Tax financial transactions, close loopholes, CCPA says in alternative budget

By Staff | February 22, 2018 | Last updated on September 15, 2023
2 min read

With the federal budget only a few days away, think tank Canadian Centre for Policy Alternatives (CCPA) is calling on the Liberal government to tax financial transactions, inheritances and capital gains at higher rates.

“Closing unfair and ineffective tax loopholes (or tax expenditures), while making the tax system simpler and fairer, could raise $18 billion in additional revenue—all without raising taxes for the vast majority (90%) of Canadians,” the CCPA says in its 2018 Alternative Federal Budget, released Thursday.

The Liberal government will table its budget in Parliament on Feb. 27.

The CCPA budget calls for a financial transactions tax (FTT) “as a means of curbing excessive speculation and raising revenues,” or a 5% financial activities tax (FAT) on profits and remuneration in the financial industry.

It also calls for a wealth tax of 1% on the net wealth of the top 10% of households, as well as a minimum inheritance tax of 45% on estates valued over $5 million (similar to the U.S. estate tax).

The budget also calls for a gradual increase in corporate tax rates from 15% to 21%, while raising the small business rate to 15%.

Read: Liberals hint at funded leave for fathers in budget

Read: Essential tax numbers: Updated for 2018

The think tank proposes eliminating or restricting the following:

Stock option deduction: CCPA says it would save $700 million per year by no longer allowing people to pay lower taxes on stock option compensation. The NDP made a similar proposal earlier this month in a parliamentary motion.

Read: NDP parliamentary motion targets stock option deductions

Capital gains: The budget would maintain capital gains exemptions for farms, fisheries and small business but tax personal and corporate income from capital gains at the same rate as employment income after adjusting for inflation. It would also introduce a $500,000 lifetime capital gains exemption for gains from selling a primary residence, as a way to remove some incentive for real estate speculation and help reduce wealth inequality. The measure would save $12.5 billion, CCPA says.

TFSAs: Impose a lifetime TFSA contribution limit of $50,000.

RRSPs: Reduce the annual contribution limit to $22,000 (the 2018 maximum is $26,230) while improving the CPP.
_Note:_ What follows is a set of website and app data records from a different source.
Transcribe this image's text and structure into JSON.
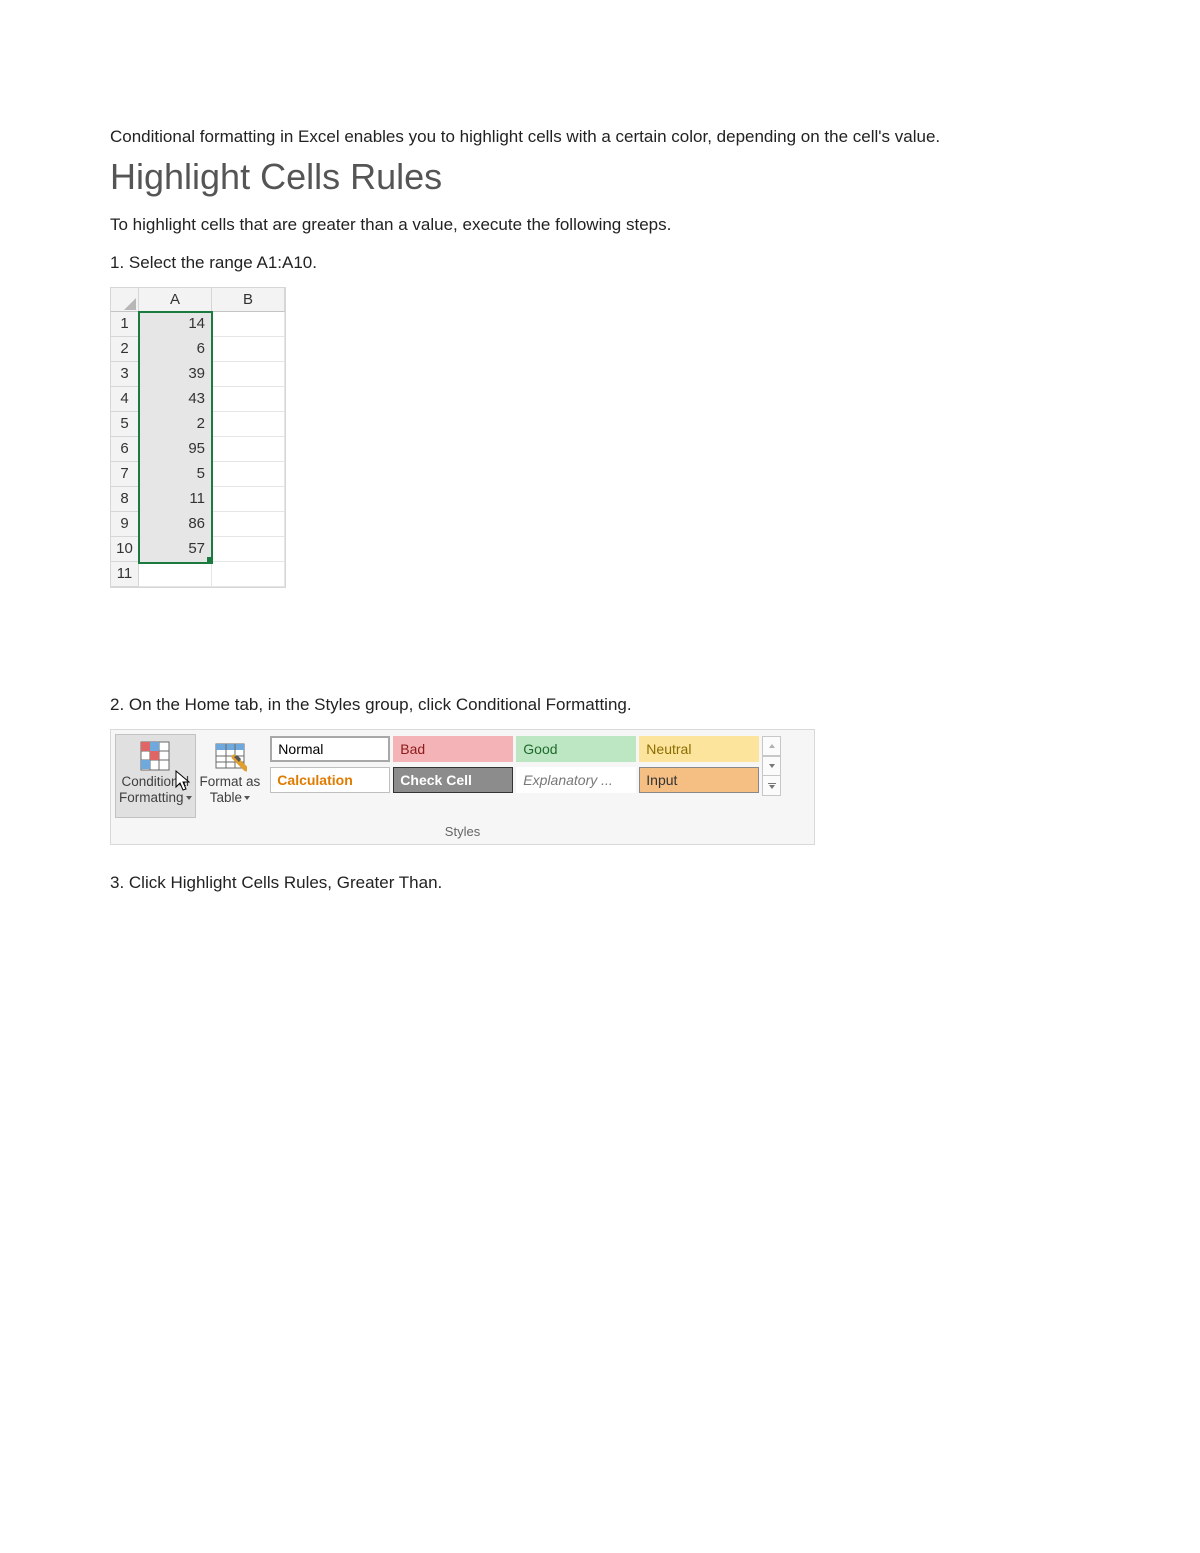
{
  "intro": "Conditional formatting in Excel enables you to highlight cells with a certain color, depending on the cell's value.",
  "heading": "Highlight Cells Rules",
  "subtext": "To highlight cells that are greater than a value, execute the following steps.",
  "step1": "1. Select the range A1:A10.",
  "step2": "2. On the Home tab, in the Styles group, click Conditional Formatting.",
  "step3": "3. Click Highlight Cells Rules, Greater Than.",
  "grid": {
    "columns": [
      "A",
      "B"
    ],
    "rows": [
      {
        "n": "1",
        "A": "14",
        "B": ""
      },
      {
        "n": "2",
        "A": "6",
        "B": ""
      },
      {
        "n": "3",
        "A": "39",
        "B": ""
      },
      {
        "n": "4",
        "A": "43",
        "B": ""
      },
      {
        "n": "5",
        "A": "2",
        "B": ""
      },
      {
        "n": "6",
        "A": "95",
        "B": ""
      },
      {
        "n": "7",
        "A": "5",
        "B": ""
      },
      {
        "n": "8",
        "A": "11",
        "B": ""
      },
      {
        "n": "9",
        "A": "86",
        "B": ""
      },
      {
        "n": "10",
        "A": "57",
        "B": ""
      },
      {
        "n": "11",
        "A": "",
        "B": ""
      }
    ]
  },
  "ribbon": {
    "conditional_line1": "Conditional",
    "conditional_line2": "Formatting",
    "format_as_line1": "Format as",
    "format_as_line2": "Table",
    "styles": {
      "normal": "Normal",
      "bad": "Bad",
      "good": "Good",
      "neutral": "Neutral",
      "calculation": "Calculation",
      "check_cell": "Check Cell",
      "explanatory": "Explanatory ...",
      "input": "Input"
    },
    "group_label": "Styles"
  }
}
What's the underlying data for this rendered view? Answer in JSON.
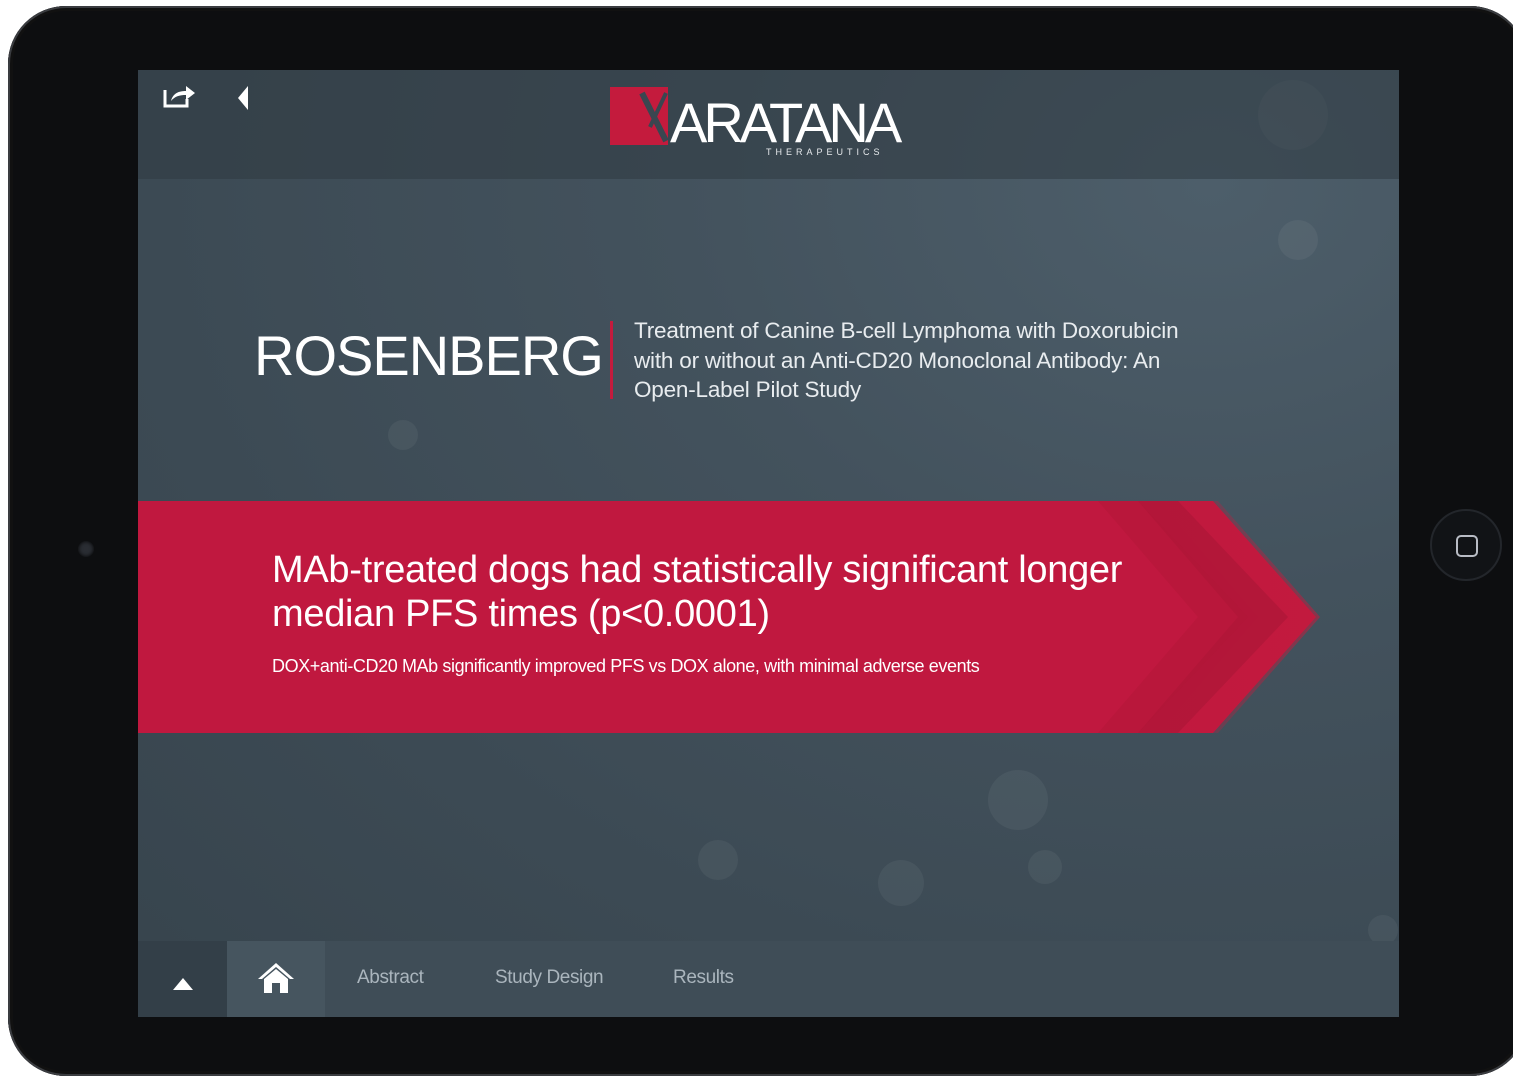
{
  "toolbar": {
    "share_icon": "share-icon",
    "back_icon": "back-triangle-icon"
  },
  "logo": {
    "name": "ARATANA",
    "tagline": "THERAPEUTICS"
  },
  "study": {
    "author": "ROSENBERG",
    "title": "Treatment of Canine B-cell Lymphoma with Doxorubicin with or without an Anti-CD20 Monoclonal Antibody: An Open-Label Pilot Study"
  },
  "banner": {
    "headline": "MAb-treated dogs had statistically significant longer median PFS times (p<0.0001)",
    "subline": "DOX+anti-CD20 MAb significantly improved PFS vs DOX alone, with minimal adverse events"
  },
  "bottom_nav": {
    "up_icon": "up-triangle-icon",
    "home_icon": "home-icon",
    "items": [
      {
        "label": "Abstract"
      },
      {
        "label": "Study Design"
      },
      {
        "label": "Results"
      }
    ]
  },
  "colors": {
    "accent": "#c41b3d",
    "screen_bg": "#3f4d57"
  }
}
Boutique tax credits: Remove more of the activity-specific tax breaks, including for first-time homebuyers, volunteer firefighters and teacher supplies.

Corporate meals and entertainment deduction: The budget maintains the meal expense for long-distance truckers but removes the deduction that allows businesses to claim half their meal and entertainment expenses.

Fossil fuel subsidies: Remove all federal subsidies.